One of the larger medical insurance providers in the United States, Humana recently announced a merge with Aetna that, according to Business Wire, will bring the number of covered individuals to 33 million.
With a wide range of services ranging from Medicare to individual medical, dental, pharmacy, and vision plans to group healthcare coverage provided through employers, Humana is a large and technologically advanced company with many health insurance options to choose from.
Humana has a comprehensive prescription drug program that includes the Humana Pharmacy (previous called RightSource) that can mail prescriptions directly to patients, and a partnership with Walmart for pharmacy services as well. With a website full of resources and even an app to provide access to healthcare information on a mobile device, Humana is a client-centered provider.
The National Survey on Drug Use and Health (NSDUH) reported that in 2013, only about 10 percent of the almost 23 million Americans over the age of 12 who needed treatment for an alcohol or drug abuse problem or dependency received the care they required. Many who desired treatment cited lack of healthcare coverage or finances as a barrier to their potential treatment. The Affordable Care Act (ACA) sought to change that by improving coverage for more Americans and enhancing the Mental Health Parity and Addiction Equality Act (MHPAEA) of 2008 by making substance abuse and mental health treatment akin to other medical services, like surgical procedures, and opening up this coverage to more people.
An innovative and diverse company providing health insurance to families, self-employed individuals, military members, and senior citizens, Humana offers several insurance plans that at least partially cover mental health or substance abuse treatment services.
There are several types of individual medical insurance plans on the market; the most common are likely preferred provider organizations (PPOs) and health maintenance organizations (HMOs). A Humana PPO may be more flexible than an HMO, allowing individuals to seek care without a referral both in-network and out-of-network. An HMO requires that you designate a specific primary care physician (PCP) and see only in-network providers. HMOs typically have lower monthly premiums than PPOs, and using an out-of-network provider with a PPO is likely to incur higher out-of-pocket expenses. Coverage and plans may differ depending on where a person lives and can be different in different states.
Group and Individual Medical Plans
Group insurance is generally purchased through an employer and offered to employees during specific enrollment periods. Some employers may pay part of the monthly premiums while others may deduct them directly from an employee’s paycheck.

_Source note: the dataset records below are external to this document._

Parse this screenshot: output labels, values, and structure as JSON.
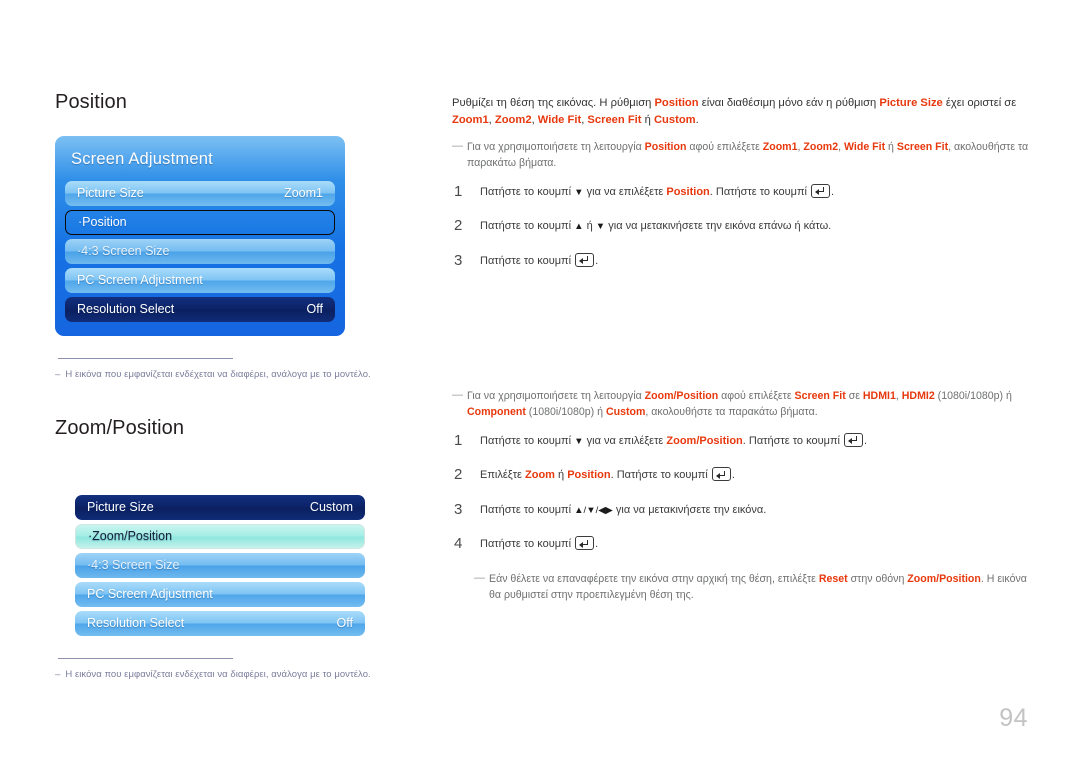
{
  "page": {
    "number": "94"
  },
  "sections": [
    {
      "title": "Position",
      "osd": {
        "has_container": true,
        "title": "Screen Adjustment",
        "rows": [
          {
            "label": "Picture Size",
            "value": "Zoom1",
            "style": "light"
          },
          {
            "label": "·Position",
            "value": "",
            "style": "selected-outline"
          },
          {
            "label": "·4:3 Screen Size",
            "value": "",
            "style": "lightdim"
          },
          {
            "label": "PC Screen Adjustment",
            "value": "",
            "style": "light"
          },
          {
            "label": "Resolution Select",
            "value": "Off",
            "style": "dark"
          }
        ]
      },
      "footnote": {
        "dash": "–",
        "text": "Η εικόνα που εμφανίζεται ενδέχεται να διαφέρει, ανάλογα με το μοντέλο."
      }
    },
    {
      "title": "Zoom/Position",
      "osd": {
        "has_container": false,
        "title": "",
        "rows": [
          {
            "label": "Picture Size",
            "value": "Custom",
            "style": "dark"
          },
          {
            "label": "·Zoom/Position",
            "value": "",
            "style": "cyan"
          },
          {
            "label": "·4:3 Screen Size",
            "value": "",
            "style": "lightdim"
          },
          {
            "label": "PC Screen Adjustment",
            "value": "",
            "style": "light"
          },
          {
            "label": "Resolution Select",
            "value": "Off",
            "style": "light"
          }
        ]
      },
      "footnote": {
        "dash": "–",
        "text": "Η εικόνα που εμφανίζεται ενδέχεται να διαφέρει, ανάλογα με το μοντέλο."
      }
    }
  ],
  "right": {
    "position_block": {
      "intro": {
        "t1": "Ρυθμίζει τη θέση της εικόνας. Η ρύθμιση ",
        "k1": "Position",
        "t2": " είναι διαθέσιμη μόνο εάν η ρύθμιση ",
        "k2": "Picture Size",
        "t3": " έχει οριστεί σε ",
        "k3": "Zoom1",
        "sep1": ", ",
        "k4": "Zoom2",
        "sep2": ", ",
        "k5": "Wide Fit",
        "sep3": ", ",
        "k6": "Screen Fit",
        "t4": " ή ",
        "k7": "Custom",
        "t5": "."
      },
      "tip": {
        "t1": "Για να χρησιμοποιήσετε τη λειτουργία ",
        "k1": "Position",
        "t2": " αφού επιλέξετε ",
        "k2": "Zoom1",
        "sep1": ", ",
        "k3": "Zoom2",
        "sep2": ", ",
        "k4": "Wide Fit",
        "t3": " ή ",
        "k5": "Screen Fit",
        "t4": ", ακολουθήστε τα παρακάτω βήματα."
      },
      "steps": [
        {
          "num": "1",
          "t1": "Πατήστε το κουμπί ",
          "arrow": "▼",
          "t2": " για να επιλέξετε ",
          "k1": "Position",
          "t3": ". Πατήστε το κουμπί ",
          "t4": "."
        },
        {
          "num": "2",
          "t1": "Πατήστε το κουμπί ",
          "arrow": "▲",
          "t2": " ή ",
          "arrow2": "▼",
          "t3": " για να μετακινήσετε την εικόνα επάνω ή κάτω."
        },
        {
          "num": "3",
          "t1": "Πατήστε το κουμπί ",
          "t4": "."
        }
      ]
    },
    "zoom_block": {
      "tip": {
        "t1": "Για να χρησιμοποιήσετε τη λειτουργία ",
        "k1": "Zoom/Position",
        "t2": " αφού επιλέξετε ",
        "k2": "Screen Fit",
        "t3": " σε ",
        "k3": "HDMI1",
        "sep1": ", ",
        "k4": "HDMI2",
        "t4": " (1080i/1080p) ή ",
        "k5": "Component",
        "t5": " (1080i/1080p) ή ",
        "k6": "Custom",
        "t6": ", ακολουθήστε τα παρακάτω βήματα."
      },
      "steps": [
        {
          "num": "1",
          "t1": "Πατήστε το κουμπί ",
          "arrow": "▼",
          "t2": " για να επιλέξετε ",
          "k1": "Zoom/Position",
          "t3": ". Πατήστε το κουμπί ",
          "t4": "."
        },
        {
          "num": "2",
          "t1": "Επιλέξτε ",
          "k1": "Zoom",
          "t2": " ή ",
          "k2": "Position",
          "t3": ". Πατήστε το κουμπί ",
          "t4": "."
        },
        {
          "num": "3",
          "t1": "Πατήστε το κουμπί ",
          "arrow": "▲/▼/◀▶",
          "t2": " για να μετακινήσετε την εικόνα."
        },
        {
          "num": "4",
          "t1": "Πατήστε το κουμπί ",
          "t4": "."
        }
      ],
      "tip2": {
        "t1": "Εάν θέλετε να επαναφέρετε την εικόνα στην αρχική της θέση, επιλέξτε ",
        "k1": "Reset",
        "t2": " στην οθόνη ",
        "k2": "Zoom/Position",
        "t3": ". Η εικόνα θα ρυθμιστεί στην προεπιλεγμένη θέση της."
      }
    }
  },
  "colors": {
    "keyword": "#e8380d",
    "osd_panel_blue": "#1673e4",
    "osd_row_dark": "#0c2266",
    "osd_row_cyan": "#a6eee6",
    "footnote": "#7b7d9c",
    "page_number": "#c3c3c3"
  }
}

Group medical plans offered from Humana through employers include:
- PPOs: These have higher monthly costs with lower deductibles, meaning fewer out-of-pocket fees and more flexibility to see in-network and out-of-network providers, although using out-of-network providers usually means higher fees across the board.
- HMOs: There are two main types: Open Access and Traditional, with the Open Access allowing individuals to seek treatment from any HMO network provider for slightly higher monthly premiums. Traditional HMOs are typically cheaper, and individuals have all care coordinated through one PCP.
- Humana Classic: Individuals may pay more for coverage but are entitled to see any provider without extra costs. Copays and monthly deductibles are a factor, and individuals may pay coinsurance fees as well. Coinsurance is a percentage of allowable costs, and individuals pay the uncovered percentage. Once out-of-pocket-maximums are reached any additional expenses, beyond copays, will be covered 100 percent.
- Point of Service (POS): These plans allow flexibility for individuals to make the decision to use in-network providers for lower costs, or pay more for out-of-network providers while still being covered. Out-of-network services do not require a referral. Most services will likely charge a copay.
- High Deductible Health Plan: Generally speaking, higher deductibles mean lower monthly premiums, and this type of plan includes pharmacy cost in the deductible amounts, meaning that they may be reached sooner. Once annual maximum out-of-pocket caps are reached, coinsurance kicks in, and individuals pay a percentage of any additional expenses. Preventative services may be covered 100 percent without first reaching the deductible and individuals may set up a health savings account (HCA) that they or their employers, or both, may contribute tax-free money to that can be used to pay copays and medical costs toward the deductible or coinsurance fees.
- Coverage First: Most medical services and preventative care is 100 percent covered under this plan up to a $500 allowance, meaning that, with the exception of copays, an individual can receive in-network medical care for no additional costs up to $500. Once the allowance is met, individuals will pay out-of-pocket costs up to a set deductible and then coinsurance coverage starts.
Individual medical plans differ from state to state. More can be learned about the details of these plans by going to the Humana website and entering a specific zip code.